In this dramatic confrontation and rife with disobedience, the Company of Works became more mature: we discovered that the aim was not above all to resolve needs, but to share them, to make Christianity as we had encountered it present in every aspect of life: we met many people, many of us created services and businesses, the group grew larger, there was even a capacity for public judgment born which the Meeting brings to light. Our petitions for subsidiarity for private schools are the sign of a commitment to guarantee liberty and democracy to every person and every reality in our country, even if they are very different from us.
But there is a last phase, the one that is still going on. I am part of the Memores Domini, and because of this frenetic activity I was always out, I was never at home. So people would ask me, "Do you have a house? Who is your family?"

David and Goliath
My working method had a weak point: it was in some ways a flight from myself, a covering up by activity of the ultimate questions that are the origin of everything.
I began to discover for the first time in an adult way that action is weak if it does not start out from a deepening of an origin lived in a specific place (for me this was the vocation to virginity and the house of the Memores Domini as a "scale model" of the world, for others the Fraternity group and the family).
The greatest discovery was that of a more mature way of following, one filled with the risk of my freedom, and less mechanical. Risking all of one's freedom, intelligence, and affection in what one does, trying to move the way the one who originated all this moves.
So, unceasingly, the charism that we have encountered tends to become the form that the relationships with my housemates, my friends, and my colleagues takes. Everything becomes a dramatic confrontation, because every relationship is between two "I"s, one who follows and one who leads, in whatever circumstance.

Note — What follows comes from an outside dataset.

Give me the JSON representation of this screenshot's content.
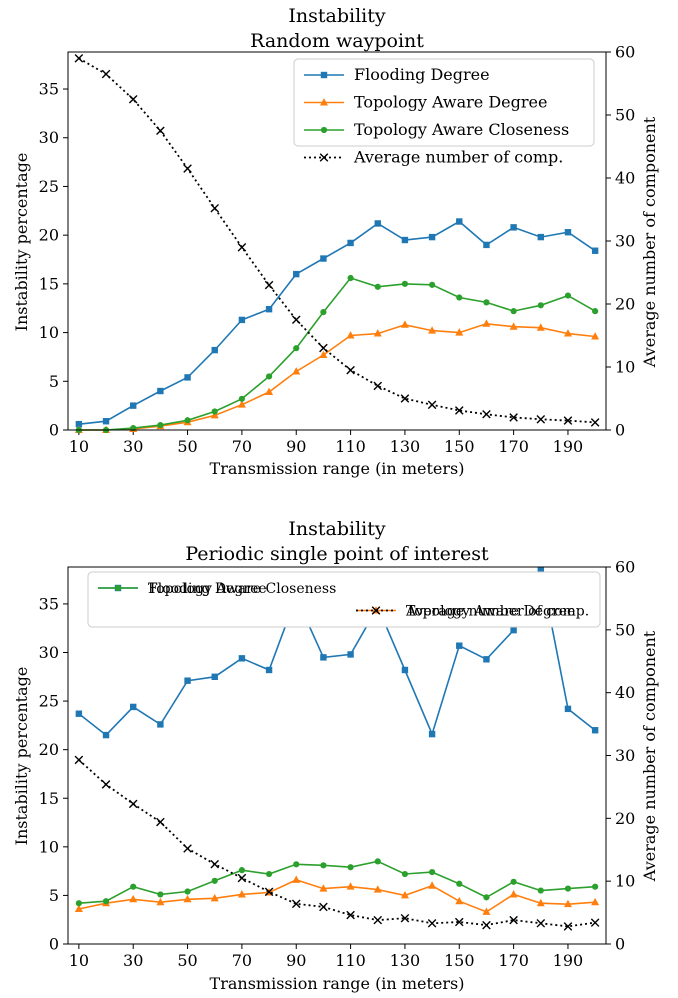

What we are doing is participating in an epoch-making act: to serve an Event that has already changed history in precise places. Let's think of what this means: at home, when we talk to government leaders or give newspaper interviews, when we build businesses, we challenge (like David) with the strength of our judgment the Goliaths who dominate us.
Thus, we discover that humanly everything is impossible: friendship, love, work, building a society; impossible to man, to me with my limits, but possible to God who became flesh among us.